Saturday, August 4, 2012

The Great Plan of Salvation

My five older boys understand death.  My little twins are too little.  But my almost-four-year-old little girl just doesn’t get it.  I was trying to explain to her what happened to Grandma Susie, the whole die, get buried, go to Heaven, be resurrected thing, and it went something like this:
    “Oh.  Resurrected is good.  I want to be resurrected right now.”  I tried to explain that before you could be resurrected, you had to die first.  “Then I want to die right now!”  I realized that strange things have to be looked at in a bigger context before they make sense.  The inequities and unfairnesses of this life make no sense at all until we look at them in a much bigger overview.

Things here are sometimes very hard.  To get through, I use my GPS - the Great Plan of Salvation.  Before I can get anywhere, I have to first acknowledge the terrain.  There are mountains, plateaus, rivers, and buildings which I didn’t put there.  They were there before me.  This is the framework set up by God: First, we lived with God .  There, we had the presentation and acceptance of His plan, the creation of the Earth, the fall, and our own births here.  During earth life is also where Christ atoned for our sins, making it possible for us to return to live with God.   We die, go to paradise or spirit prison as a temporary reward.  In the end comes resurrection, or our bodies and spirits reuniting, and the final judgement, where we are ultimately responsible for our own actions, and if we’ve been good, our reward: living with God again.

Next, I need to chart my course.  I have to decide which way I am going to go - on the freeway, the scenic route, through the city, making detours...  I can choose to accept God’s plan or not.  I get to pick whether I want to do the good things God outlined as the best way to stay on course:  accept Christ, be baptized, receive ordinances, share love - or not.  Moral agency, the ability to choose and act for ourselves, is essential in Heavenly Father's plan.

A testimony of the Great Plan of Salvation can give us hope and purpose as we wrestle with the challenges of life. We can find reassurance in the knowledge that we are children of God and that we lived in His presence before being born on the earth. We can find meaning in our present life, knowing that our actions during mortality influence our eternal destiny. With this knowledge, we can base important decisions on eternal truths rather than on the changing circumstances of life.

Going over this GPS is more than just an intellectual exercise.  Elder Henry B. Eyring said that it is “not just to know who God the Father is and who Jesus Christ is and who the Holy Ghost is. It’s to feel that is reality and that those individuals—the Father, the Son, and the Holy Ghost—are real, that they know [us], and they love [us] and they are attentive to [us]”  And it’s an chance to use faith in choosing what seems to be the best course even though I can’t verify every traffic stop.  It is also an exercise in courage, to get started and keep going.
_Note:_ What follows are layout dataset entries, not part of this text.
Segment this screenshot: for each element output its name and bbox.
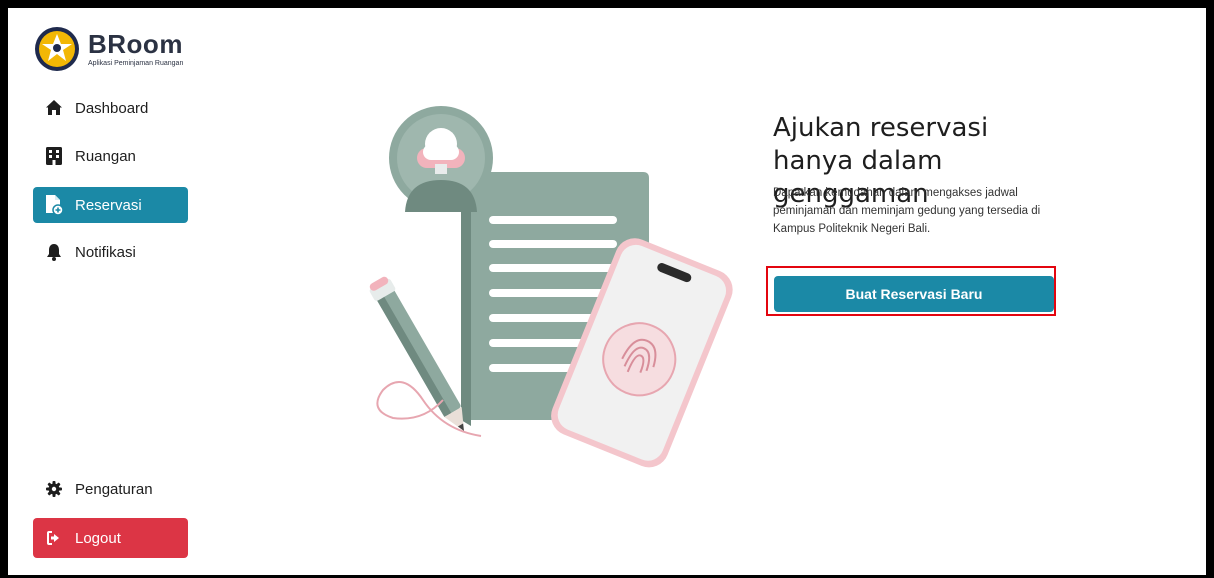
logout-icon <box>45 529 63 547</box>
gear-icon <box>45 480 63 498</box>
sidebar-item-label: Reservasi <box>75 196 142 214</box>
logout-button[interactable]: Logout <box>33 518 188 558</box>
brand-logo[interactable]: BRoom Aplikasi Peminjaman Ruangan <box>34 26 183 72</box>
sidebar-item-label: Dashboard <box>75 99 149 117</box>
reservation-illustration <box>369 106 733 468</box>
sidebar-item-notifikasi[interactable]: Notifikasi <box>33 234 188 270</box>
page-description: Dapatkan kemudahan dalam mengakses jadwa… <box>773 187 1041 235</box>
building-icon <box>45 147 63 165</box>
brand-subtitle: Aplikasi Peminjaman Ruangan <box>88 60 184 67</box>
sidebar-item-label: Notifikasi <box>75 243 136 261</box>
file-add-icon <box>45 195 63 215</box>
new-reservation-button[interactable]: Buat Reservasi Baru <box>774 276 1054 312</box>
bell-icon <box>45 243 63 261</box>
logo-emblem-icon <box>35 27 79 71</box>
logout-label: Logout <box>75 529 121 547</box>
sidebar-item-ruangan[interactable]: Ruangan <box>33 138 188 174</box>
sidebar-item-pengaturan[interactable]: Pengaturan <box>33 471 188 507</box>
app-window: BRoom Aplikasi Peminjaman Ruangan Dashbo… <box>8 8 1206 575</box>
brand-title: BRoom <box>88 29 183 59</box>
home-icon <box>45 99 63 117</box>
sidebar-item-label: Pengaturan <box>75 480 153 498</box>
sidebar-item-label: Ruangan <box>75 147 136 165</box>
sidebar-item-reservasi[interactable]: Reservasi <box>33 187 188 223</box>
sidebar-item-dashboard[interactable]: Dashboard <box>33 90 188 126</box>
My mom taught me about the GPS when I was a little girl.  She used pictures in Family Home Evening to outline the terrain.  And she forged the path to show me which way to go.  She was an organized planner.  She knew that hard things were easier when we used a road map.  Anticipating her death, she outlined all of the important things we needed to know in this book, down to “don’t all five of you talk - the meeting will be too long.”  

When she wanted to progress in her job at the school district, she made a plan to go back to college and get her degree in computer science of something smart like that.  Then she mustered the strength to work her plan.  I remember her sitting down with her homework at the kitchen table, begging my brother to help her with her math.  She made a binder for us as we planned my wedding, noting all the important things that needed to get done, and planning when to tackle each part.  She taught me to plan out the steps, so that you would only have to worry when it was necessary. She made countless lists on yellow lined pads, wrote innumerable sticky notes of things that needed attention, and calendared just about everything - except this funeral.

She planned on having this family stay together forever, and worked toward that goal.  She made frequent phone calls to each family, to keep in touch and see how we were doing.  She sent cards in the mail and fun email cards.  She gave gifts and took the grandkids out to dinner on their birthdays.  She wrote down that we should be kind to each other, just in case we forgot.

And she had a firm testimony that the Lord can help as we drive through life.  One time we were on a family vacation, driving through gorgeous canyons.  She was driving along a road, precariously winding along the side of a steep cliff.  Suddenly, she pulled over.  She didn’t know why, but had been prompted to stop.  As Dad investigated, he realized that this was the last turnout for a while, and that the steering wheel had somehow worked its way loose.  If Mom had steered around one more sharp turn, the steering wheel would have come off in her hand, leaving the vehicle without direction.  It was sobering to realize that we easily could have been killed.  

I am so grateful for Heavenly Father’s Great Plan of Salvation.  I am grateful for my dear mother teaching it to us, and showing us the way.  I am grateful for God for engineering the path, and that Christ made it possible.  As I chart my own course, I remember her loving example, and hope that I can pass it along to my children.  Thanks, Mom.

1 comment:

  1. Janette-- It really was a beautiful talk. You testify clearly and beautifully. Muster your courage and carry on testifying boldly. LOVE YOU TONS!